Atrás do hospital ergue-se uma pequena colina, e no cimo dela, rodeado de árvores e flores, ergue-se um verdadeiro santuário, uma pequena estrutura dedicada à Virgem Maria. Atrás de uma estátua convencional de Maria, com espaço para velas e outras oferendas, o prédio abriga uma escultura mais preciosa da Deusa cristã. De acordo com a placa na frente do santuário, um homem de Trinidad foi pego por uma nevasca e em perigo de ser levado pelo vento quando se deparou com a estátua de Maria e se agarrou a ela até que a fúria da natureza cessasse e ele pôde encontrar sua forma de ajuda e recuperação. O santuário que ele criou tem vista para a clínica do Dr. Biber, abençoando gentilmente todas as mulheres e homens trans-formados que passam por suas portas.
Ora, Maria ocupa um lugar interessante na história da mitologia. Muitas pessoas sabem que enquanto a Igreja Cristã tentou retratar Deus como inteiramente masculino, as pessoas comuns se apegaram à Mãe Maria como doadora de esperança, misericórdia e nutrição. Menos conhecido é o fato de que a Igreja primitiva adaptou conscientemente aspectos de várias deusas pagãs para criar a imagem de Maria e colocá-la no coração das pessoas. Duas deusas em particular contribuíram para Maria: Afrodite, que surgiu do mar, e Cibele, uma deusa da Ásia Menor que anteriormente havia feito uma entrada triunfal em Roma como a Grande Mãe dos Deuses.
Escrevi em outro lugar sobre Afrodite como uma Deusa trans. Sua história nos conta como o Deus do Céu, Urano, estava oprimindo Gaia, a Terra, até que Gaia deu uma foice (uma ferramenta feminina de colheita em forma de lua crescente) para seu filho Cronos. Cronos cortou os órgãos genitais de seu pai e os jogou no mar. Urano não morre na história, mas se retira para as sombras, da mesma forma que a persona masculina de muitas mulheres trans se retirará assim que a realidade feminina se permitir emergir. Os órgãos genitais decepados, porém, não desaparecem de vista. Em vez disso, eles agitam uma grande espuma nas águas. Desta espuma, Afrodite dourada, a personificação da feminilidade em toda a sua graça e poder, emerge no mundo.

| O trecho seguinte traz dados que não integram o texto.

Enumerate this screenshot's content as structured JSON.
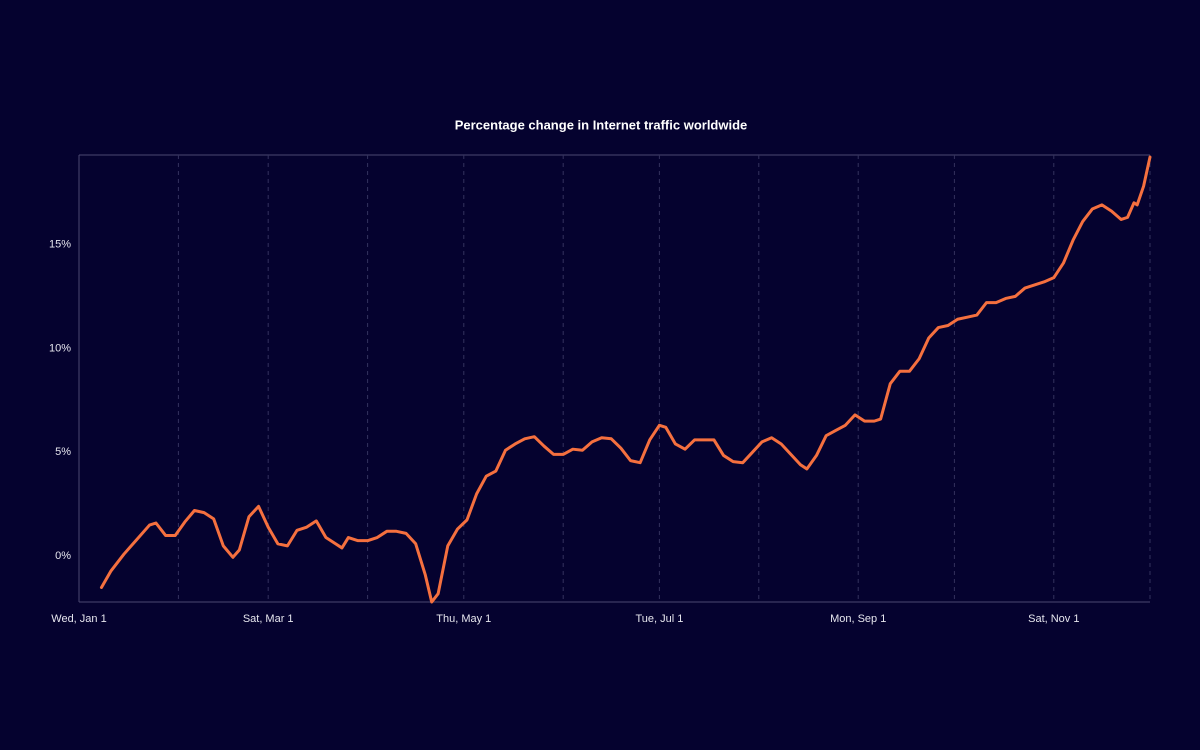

E Cibele – quando a Grande Mãe veio a Roma, ela trouxe consigo suas Galas. As Galas eram homens em sua anatomia que, em meio ao frenesi extático do grupo, usavam foices de pedra para cortar seus próprios órgãos genitais, que então arremessavam através de portas abertas. As famílias que recebiam as relíquias sanguinárias as consideravam uma benção. Em troca da graça de Cibele, uma família cuidaria da Gala que estava sangrando e cuidaria de sua saúde, momento em que ela recebia cerimoniosamente roupas femininas e entrava no serviço de sua Deusa.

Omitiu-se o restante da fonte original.